Langdon Courier Democrat, 1/2/1919

Forman—Struck by an automobile which he was trying to dodge in apparent confusion, W. H. Whitlinger, 74, sustained a fractured skull which caused his death.

Cavalier County Farmers Press, 12/2/1920

Mrs. James A. Montgomery, of Bismarck, poured kerosene into a boiler full of clothes, and the stuff took fire. The flames reached the ceiling of the kitchen, but Mrs. Montgomery bravely carried the boiler outside where it could do no harm. She was severely burned, but she saved the house.

Ward County Independent, 1/20/1904

Mrs. Arthur J. Coffre of Esmond, N. D., formerly Miss Thronie Welch of Kenmare, N. D., who is known as the most fearless horsewoman in that vicinity, while riding an outlaw broncho was thrown and severely injured. The horse had thrown all the men who had attempted to ride him, but Mrs. Coffre was determined to live up to her reputation as a broncho buster and conquer the beast. She was helped to mount but the moment she was on the beast's back he started to rear and buck in a savage manner. Blood started to flow from Mrs. Coffre's mouth, but she clung on desperately for ten minutes and suddenly without warning the horse reared over backwards, breaking her neck and throwing the plucky woman to the ground, where she lay unconscious. It was first thought Mrs.

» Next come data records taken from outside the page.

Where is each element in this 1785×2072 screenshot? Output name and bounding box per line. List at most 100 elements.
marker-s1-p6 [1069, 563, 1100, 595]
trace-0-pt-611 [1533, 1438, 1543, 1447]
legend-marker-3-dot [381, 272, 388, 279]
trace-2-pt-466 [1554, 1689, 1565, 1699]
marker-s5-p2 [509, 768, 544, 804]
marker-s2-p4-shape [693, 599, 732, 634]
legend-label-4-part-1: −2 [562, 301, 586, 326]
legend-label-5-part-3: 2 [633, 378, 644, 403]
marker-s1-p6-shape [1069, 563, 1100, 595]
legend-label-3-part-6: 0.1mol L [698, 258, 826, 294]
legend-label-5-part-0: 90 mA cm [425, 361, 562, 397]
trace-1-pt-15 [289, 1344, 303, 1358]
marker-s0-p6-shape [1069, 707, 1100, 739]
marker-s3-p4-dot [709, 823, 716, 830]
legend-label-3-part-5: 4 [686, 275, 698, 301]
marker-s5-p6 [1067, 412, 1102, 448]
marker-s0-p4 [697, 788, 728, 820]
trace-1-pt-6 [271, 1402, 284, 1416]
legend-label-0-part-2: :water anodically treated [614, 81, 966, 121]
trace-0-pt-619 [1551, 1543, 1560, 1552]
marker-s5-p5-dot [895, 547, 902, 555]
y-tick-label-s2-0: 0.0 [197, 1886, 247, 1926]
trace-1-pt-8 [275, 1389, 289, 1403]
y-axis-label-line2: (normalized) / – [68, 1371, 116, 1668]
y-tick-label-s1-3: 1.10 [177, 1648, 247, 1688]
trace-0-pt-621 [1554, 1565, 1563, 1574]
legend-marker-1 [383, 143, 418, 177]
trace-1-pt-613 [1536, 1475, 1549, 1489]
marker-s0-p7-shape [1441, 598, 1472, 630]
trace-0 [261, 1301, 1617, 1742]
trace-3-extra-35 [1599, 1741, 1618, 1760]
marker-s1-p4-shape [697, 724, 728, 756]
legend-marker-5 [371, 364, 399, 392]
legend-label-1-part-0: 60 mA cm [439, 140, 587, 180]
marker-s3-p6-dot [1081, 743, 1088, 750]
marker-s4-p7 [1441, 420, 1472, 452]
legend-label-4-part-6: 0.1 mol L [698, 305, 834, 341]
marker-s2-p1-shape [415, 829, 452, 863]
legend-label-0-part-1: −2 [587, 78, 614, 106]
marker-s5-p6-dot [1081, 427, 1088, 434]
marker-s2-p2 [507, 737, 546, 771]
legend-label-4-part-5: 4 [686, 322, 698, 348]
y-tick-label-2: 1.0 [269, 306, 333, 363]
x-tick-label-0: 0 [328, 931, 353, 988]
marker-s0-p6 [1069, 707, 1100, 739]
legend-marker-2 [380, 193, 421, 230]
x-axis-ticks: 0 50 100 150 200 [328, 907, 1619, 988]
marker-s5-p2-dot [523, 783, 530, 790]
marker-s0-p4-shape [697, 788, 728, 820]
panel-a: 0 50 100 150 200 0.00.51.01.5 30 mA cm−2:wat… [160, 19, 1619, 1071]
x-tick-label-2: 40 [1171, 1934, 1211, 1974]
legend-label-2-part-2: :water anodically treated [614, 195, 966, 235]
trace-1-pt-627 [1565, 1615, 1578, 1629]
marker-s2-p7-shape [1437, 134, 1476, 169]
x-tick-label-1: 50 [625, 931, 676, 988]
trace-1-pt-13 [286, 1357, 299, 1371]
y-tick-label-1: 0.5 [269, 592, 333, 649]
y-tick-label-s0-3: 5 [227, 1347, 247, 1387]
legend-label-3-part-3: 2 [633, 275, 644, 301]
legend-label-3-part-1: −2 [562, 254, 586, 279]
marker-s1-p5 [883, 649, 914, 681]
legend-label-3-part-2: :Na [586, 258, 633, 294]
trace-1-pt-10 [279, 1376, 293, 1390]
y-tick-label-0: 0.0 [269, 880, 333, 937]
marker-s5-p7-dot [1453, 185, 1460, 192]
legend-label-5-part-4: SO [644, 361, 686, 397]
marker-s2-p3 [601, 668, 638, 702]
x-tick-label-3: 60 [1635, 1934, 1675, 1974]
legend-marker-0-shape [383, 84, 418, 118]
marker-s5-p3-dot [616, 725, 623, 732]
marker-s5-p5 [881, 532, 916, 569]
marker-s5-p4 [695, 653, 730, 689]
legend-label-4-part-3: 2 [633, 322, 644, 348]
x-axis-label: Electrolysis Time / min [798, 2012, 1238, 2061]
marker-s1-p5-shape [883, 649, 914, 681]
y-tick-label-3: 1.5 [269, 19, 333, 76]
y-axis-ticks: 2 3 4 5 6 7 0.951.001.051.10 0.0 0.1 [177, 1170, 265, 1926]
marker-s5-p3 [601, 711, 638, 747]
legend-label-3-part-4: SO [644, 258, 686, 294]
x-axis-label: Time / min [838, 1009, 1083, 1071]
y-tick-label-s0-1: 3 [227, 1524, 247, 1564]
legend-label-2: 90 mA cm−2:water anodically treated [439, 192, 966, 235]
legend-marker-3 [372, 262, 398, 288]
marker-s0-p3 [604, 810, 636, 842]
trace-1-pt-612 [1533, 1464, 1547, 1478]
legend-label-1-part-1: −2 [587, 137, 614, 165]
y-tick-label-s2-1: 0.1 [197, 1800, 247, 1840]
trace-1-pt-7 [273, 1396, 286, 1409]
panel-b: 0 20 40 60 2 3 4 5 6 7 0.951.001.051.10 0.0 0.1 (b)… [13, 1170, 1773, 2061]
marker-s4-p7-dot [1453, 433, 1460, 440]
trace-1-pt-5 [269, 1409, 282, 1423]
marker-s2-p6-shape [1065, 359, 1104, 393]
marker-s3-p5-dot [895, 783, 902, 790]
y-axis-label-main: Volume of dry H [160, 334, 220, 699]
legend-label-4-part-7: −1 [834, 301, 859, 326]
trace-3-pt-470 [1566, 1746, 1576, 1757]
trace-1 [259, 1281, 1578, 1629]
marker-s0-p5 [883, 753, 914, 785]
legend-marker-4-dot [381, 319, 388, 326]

Coffre was dead, but later it was learned that she was only severely injured and has a chance to recover. Riding in a side saddle was all that saved her life.

Bowbells Tribune, 10/3/1913

Bowlder Crushes Farm Hand.

Bemis.—While William Vogt and another farm hand on the Louis Gerberding farm, a mile west of here, were removing rocks, Vogt was instantly killed by a huge bowlder which fell on him. The two men had found the huge rock too large to be hauled off the field, so had dug a large hole, in which they intended to bury it. When they tried to roll the rock into the hole they were unable to move it. Vogt thereupon jumped into the hole to see what was holding the bowlder, when suddenly the earth crumbled under the stone and it rolled into the hole on top of the young man, crushing him to death almost instantly. Vogt was 27 years of age and was engaged to be married to a daughter of Mr. and Mrs. Gerberding in the spring.

Sioux County Pioneer, 1/7/1916


She Was Acquitted in District Court at Rugby by Jury Wednesday

Rugby, N. D., Feb. 3.—The jury in the case of Selma Franzen, charged with the killing of the illegitimate child of her brother, brought in a verdict Wednesday of not guilty. The state claimed that Miss Franzen stuffed cotton in the childs {sp} throat and that by such means the child was suffocated. The defense claimed that the death of the child was purely accidental. The evidence showed that the child was left in the care of Miss Franzen by the mother and that on Sunday evening the defendant fed the child and put it to bed. The child was found dead the next morning. No cause for death was visible and after a post mortem examination it was found that the child died from suffocation caused by a piece of cotton in the throat. The love of the defendant for the child showed that she was incapable of causing the death. State's Attorney Shuman and Assistant Attorney General Zuger prosecuted and L. N. Torson and E. R. Sinkler defended.